Autorización temporal del Tesoro
«Para ampliar el alcance global del suministro existente, el Departamento del Tesoro de Estados Unidos otorga una autorización temporal para que los países adquieran petróleo ruso actualmente varado en el mar», ha anunciado Scott Bessent, titular de la cartera, en una publicación en redes sociales.
El secretario del Tesoro también ha dicho que «esta medida, de alcance limitado y a corto plazo, se aplica únicamente al petróleo que ya está en tránsito y no aportará beneficios financieros significativos al Gobierno ruso», afirmando que Moscú «obtiene la mayor parte de sus ingresos energéticos de los impuestos aplicados en el punto de extracción».
Impacto en el mercado energético
Bessent ha destacado que «las políticas energéticas del presidente (Donald) Trump han impulsado la producción de petróleo y gas de Estados Unidos a niveles récord, lo que ha contribuido a la reducción de los precios del combustible para los estadounidenses trabajadores». Sin embargo, el aumento en los precios del crudo ha afectado a los carburantes, superando en ocasiones los 100 dólares el barril, mientras que actualmente se sitúa en 96 dólares para el West Texas Intermediate (WTI), la referencia en Estados Unidos.

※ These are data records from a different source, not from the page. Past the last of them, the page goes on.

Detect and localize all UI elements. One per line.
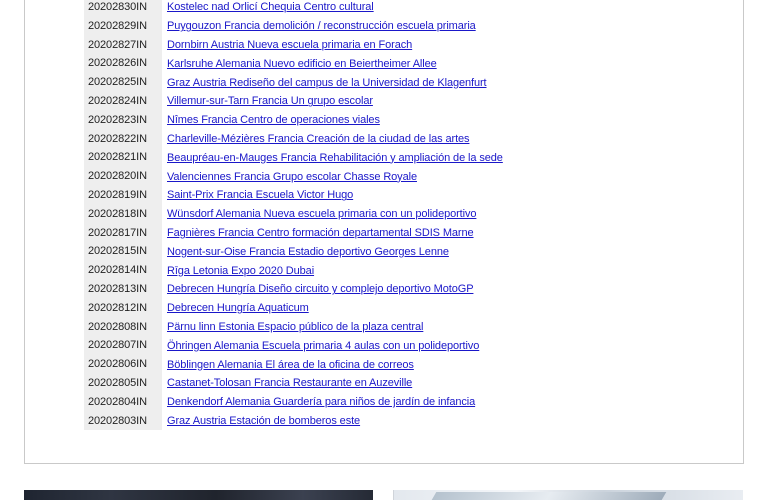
project-link[interactable]: Böblingen Alemania El área de la oficina… bbox=[167, 359, 414, 371]
project-code: 20202814IN bbox=[84, 261, 162, 280]
project-code: 20202807IN bbox=[84, 336, 162, 356]
project-code: 20202823IN bbox=[84, 110, 162, 130]
project-link[interactable]: Fagnières Francia Centro formación depar… bbox=[167, 227, 474, 239]
featured-image-right[interactable] bbox=[393, 490, 743, 500]
list-item: 20202807IN Öhringen Alemania Escuela prim… bbox=[84, 336, 744, 356]
project-link[interactable]: Nogent-sur-Oise Francia Estadio deportiv… bbox=[167, 246, 449, 258]
project-link[interactable]: Rīga Letonia Expo 2020 Dubai bbox=[167, 265, 314, 277]
list-item: 20202821IN Beaupréau-en-Mauges Francia Re… bbox=[84, 148, 744, 168]
list-item: 20202804IN Denkendorf Alemania Guardería … bbox=[84, 392, 744, 412]
projects-panel: 20202830IN Kostelec nad Orlicí Chequia Ce… bbox=[24, 0, 744, 464]
project-link[interactable]: Karlsruhe Alemania Nuevo edificio en Bei… bbox=[167, 58, 437, 70]
project-link[interactable]: Debrecen Hungría Diseño circuito y compl… bbox=[167, 283, 474, 295]
project-code: 20202819IN bbox=[84, 185, 162, 205]
project-link[interactable]: Öhringen Alemania Escuela primaria 4 aul… bbox=[167, 340, 479, 352]
project-code: 20202820IN bbox=[84, 167, 162, 186]
list-item: 20202823IN Nîmes Francia Centro de operac… bbox=[84, 110, 744, 130]
list-item: 20202817IN Fagnières Francia Centro forma… bbox=[84, 223, 744, 243]
project-link[interactable]: Graz Austria Rediseño del campus de la U… bbox=[167, 77, 487, 89]
project-link[interactable]: Dornbirn Austria Nueva escuela primaria … bbox=[167, 39, 412, 51]
image-detail bbox=[431, 492, 667, 500]
list-item: 20202818IN Wünsdorf Alemania Nueva escuel… bbox=[84, 204, 744, 224]
project-link[interactable]: Villemur-sur-Tarn Francia Un grupo escol… bbox=[167, 95, 373, 107]
project-link[interactable]: Charleville-Mézières Francia Creación de… bbox=[167, 133, 470, 145]
list-item: 20202830IN Kostelec nad Orlicí Chequia Ce… bbox=[84, 0, 744, 17]
project-code: 20202827IN bbox=[84, 35, 162, 55]
list-item: 20202824IN Villemur-sur-Tarn Francia Un g… bbox=[84, 91, 744, 111]
project-code: 20202813IN bbox=[84, 279, 162, 299]
project-link[interactable]: Wünsdorf Alemania Nueva escuela primaria… bbox=[167, 208, 477, 220]
project-code: 20202829IN bbox=[84, 16, 162, 36]
list-item: 20202827IN Dornbirn Austria Nueva escuela… bbox=[84, 35, 744, 55]
project-code: 20202812IN bbox=[84, 298, 162, 318]
list-item: 20202815IN Nogent-sur-Oise Francia Estadi… bbox=[84, 242, 744, 262]
project-code: 20202826IN bbox=[84, 54, 162, 74]
featured-image-left[interactable] bbox=[24, 490, 373, 500]
list-item: 20202803IN Graz Austria Estación de bombe… bbox=[84, 411, 744, 431]
project-link[interactable]: Debrecen Hungría Aquaticum bbox=[167, 302, 309, 314]
project-link[interactable]: Puygouzon Francia demolición / reconstru… bbox=[167, 20, 476, 32]
project-link[interactable]: Castanet-Tolosan Francia Restaurante en … bbox=[167, 377, 412, 389]
project-code: 20202803IN bbox=[84, 411, 162, 431]
list-item: 20202829IN Puygouzon Francia demolición /… bbox=[84, 16, 744, 36]
project-link[interactable]: Kostelec nad Orlicí Chequia Centro cultu… bbox=[167, 1, 374, 13]
project-code: 20202804IN bbox=[84, 392, 162, 412]
project-link[interactable]: Nîmes Francia Centro de operaciones vial… bbox=[167, 114, 380, 126]
project-code: 20202806IN bbox=[84, 355, 162, 374]
list-item: 20202812IN Debrecen Hungría Aquaticum bbox=[84, 298, 744, 318]
list-item: 20202806IN Böblingen Alemania El área de … bbox=[84, 355, 744, 374]
project-code: 20202805IN bbox=[84, 373, 162, 393]
list-item: 20202808IN Pärnu linn Estonia Espacio púb… bbox=[84, 317, 744, 337]
project-code: 20202821IN bbox=[84, 148, 162, 168]
project-code: 20202824IN bbox=[84, 91, 162, 111]
project-code: 20202822IN bbox=[84, 129, 162, 149]
list-item: 20202814IN Rīga Letonia Expo 2020 Dubai bbox=[84, 261, 744, 280]
project-list: 20202830IN Kostelec nad Orlicí Chequia Ce… bbox=[84, 0, 744, 431]
project-link[interactable]: Valenciennes Francia Grupo escolar Chass… bbox=[167, 171, 417, 183]
project-code: 20202815IN bbox=[84, 242, 162, 262]
list-item: 20202819IN Saint-Prix Francia Escuela Vic… bbox=[84, 185, 744, 205]
list-item: 20202826IN Karlsruhe Alemania Nuevo edifi… bbox=[84, 54, 744, 74]
list-item: 20202822IN Charleville-Mézières Francia C… bbox=[84, 129, 744, 149]
list-item: 20202813IN Debrecen Hungría Diseño circui… bbox=[84, 279, 744, 299]
list-item: 20202805IN Castanet-Tolosan Francia Resta… bbox=[84, 373, 744, 393]
project-code: 20202808IN bbox=[84, 317, 162, 337]
project-link[interactable]: Saint-Prix Francia Escuela Victor Hugo bbox=[167, 189, 353, 201]
project-link[interactable]: Graz Austria Estación de bomberos este bbox=[167, 415, 360, 427]
project-code: 20202818IN bbox=[84, 204, 162, 224]
project-code: 20202817IN bbox=[84, 223, 162, 243]
project-link[interactable]: Beaupréau-en-Mauges Francia Rehabilitaci… bbox=[167, 152, 503, 164]
project-link[interactable]: Pärnu linn Estonia Espacio público de la… bbox=[167, 321, 423, 333]
project-code: 20202830IN bbox=[84, 0, 162, 17]
project-code: 20202825IN bbox=[84, 73, 162, 92]
list-item: 20202825IN Graz Austria Rediseño del camp… bbox=[84, 73, 744, 92]
list-item: 20202820IN Valenciennes Francia Grupo esc… bbox=[84, 167, 744, 186]
project-link[interactable]: Denkendorf Alemania Guardería para niños… bbox=[167, 396, 475, 408]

Según Bessent, «el aumento temporal de los precios del petróleo es una perturbación temporal que, a largo plazo, beneficiará enormemente a nuestra nación y a nuestra economía».
Reacción de Moscú
A pesar de esta valoración, la Administración de Donald Trump ha dado un paso más en sus intentos por aliviar la acuciante situación del mercado de hidrocarburos, actualmente sacudido por el cierre efectivo del estrecho de Ormuz, un punto crítico en el comercio marítimo de petróleo, aunque Teherán lo ha desmentido.

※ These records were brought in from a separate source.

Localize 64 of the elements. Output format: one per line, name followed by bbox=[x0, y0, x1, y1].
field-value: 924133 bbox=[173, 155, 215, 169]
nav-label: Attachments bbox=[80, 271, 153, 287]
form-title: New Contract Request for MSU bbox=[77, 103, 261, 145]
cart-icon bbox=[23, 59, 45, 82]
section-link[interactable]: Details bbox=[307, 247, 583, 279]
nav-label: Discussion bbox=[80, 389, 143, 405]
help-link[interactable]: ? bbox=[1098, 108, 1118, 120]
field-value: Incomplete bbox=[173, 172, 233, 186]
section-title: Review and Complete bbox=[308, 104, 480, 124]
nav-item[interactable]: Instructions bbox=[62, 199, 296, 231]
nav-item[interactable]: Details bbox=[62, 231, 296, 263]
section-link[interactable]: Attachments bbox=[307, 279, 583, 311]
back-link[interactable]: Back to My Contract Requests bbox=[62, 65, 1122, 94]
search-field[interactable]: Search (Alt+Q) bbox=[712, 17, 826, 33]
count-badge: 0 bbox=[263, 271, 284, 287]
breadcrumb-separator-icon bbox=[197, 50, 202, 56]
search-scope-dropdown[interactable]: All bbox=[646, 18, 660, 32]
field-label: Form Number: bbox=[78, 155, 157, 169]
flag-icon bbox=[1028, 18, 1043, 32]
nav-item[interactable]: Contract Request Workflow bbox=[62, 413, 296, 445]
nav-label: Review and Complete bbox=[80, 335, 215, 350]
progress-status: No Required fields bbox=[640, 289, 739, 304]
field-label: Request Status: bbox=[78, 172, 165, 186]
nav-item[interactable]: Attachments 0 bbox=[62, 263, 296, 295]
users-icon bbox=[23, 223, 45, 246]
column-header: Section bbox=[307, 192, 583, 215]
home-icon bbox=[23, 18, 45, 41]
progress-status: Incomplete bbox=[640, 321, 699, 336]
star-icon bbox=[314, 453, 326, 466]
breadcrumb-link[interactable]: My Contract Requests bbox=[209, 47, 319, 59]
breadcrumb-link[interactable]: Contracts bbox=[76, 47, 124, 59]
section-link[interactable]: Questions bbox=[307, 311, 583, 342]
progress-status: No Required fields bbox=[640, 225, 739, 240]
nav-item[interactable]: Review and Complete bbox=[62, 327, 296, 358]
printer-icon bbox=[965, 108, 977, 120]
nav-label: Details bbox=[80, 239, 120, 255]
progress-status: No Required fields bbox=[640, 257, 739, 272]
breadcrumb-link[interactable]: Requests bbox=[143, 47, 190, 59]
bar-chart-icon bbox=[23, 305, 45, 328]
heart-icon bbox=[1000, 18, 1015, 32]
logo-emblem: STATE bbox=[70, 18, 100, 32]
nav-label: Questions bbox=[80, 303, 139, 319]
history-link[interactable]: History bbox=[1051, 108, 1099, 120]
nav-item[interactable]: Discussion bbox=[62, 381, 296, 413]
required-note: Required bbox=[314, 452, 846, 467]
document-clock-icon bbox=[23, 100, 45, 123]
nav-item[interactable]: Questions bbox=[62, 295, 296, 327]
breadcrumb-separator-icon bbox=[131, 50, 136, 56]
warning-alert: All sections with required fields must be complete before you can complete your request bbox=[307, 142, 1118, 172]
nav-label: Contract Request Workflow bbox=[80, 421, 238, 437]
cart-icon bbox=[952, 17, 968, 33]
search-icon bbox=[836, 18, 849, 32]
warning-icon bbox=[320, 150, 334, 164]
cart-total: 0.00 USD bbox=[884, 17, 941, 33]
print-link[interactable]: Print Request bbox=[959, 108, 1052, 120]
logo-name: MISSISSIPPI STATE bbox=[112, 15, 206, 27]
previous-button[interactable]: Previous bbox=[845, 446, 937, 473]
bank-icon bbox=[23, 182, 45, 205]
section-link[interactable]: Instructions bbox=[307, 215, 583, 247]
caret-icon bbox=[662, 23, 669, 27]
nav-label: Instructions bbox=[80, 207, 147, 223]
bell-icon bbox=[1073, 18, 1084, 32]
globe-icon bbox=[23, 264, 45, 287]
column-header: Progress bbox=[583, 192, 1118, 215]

Desde el Kremlin, se ha indicado que la nueva medida es una admisión por parte de Washington de que los mercados requieren el petróleo ruso. Kiril Dimitriev, enviado especial del presidente ruso, Vladimir Putin, para Inversiones y Cooperación Económica, ha afirmado que «Estados Unidos está reconociendo lo obvio: sin el petróleo ruso, el mercado energético mundial no puede mantenerse estable».
En medio de la creciente crisis energética, Dimitriev sugiere que «una mayor flexibilización de las restricciones sobre las fuentes de energía rusas parece cada vez más inevitable, a pesar de la resistencia de algunos sectores de la burocracia de Bruselas».
Contexto de la crisis
Desde que Estados Unidos e Israel iniciasen su ofensiva el 28 de febrero, Irán y milicias proiraníes en Oriente Próximo han respondido, afectando notablemente el tráfico marítimo en una zona por donde suele circular alrededor de una cuarta parte del comercio marítimo mundial de petróleo, además de un volumen importante de gas natural licuado y fertilizantes. Este paso ha sido escenario de un notablemente reducido tráfico marítimo y de reiterados ataques contra algunos de los pocos buques que han intentado cruzarlo.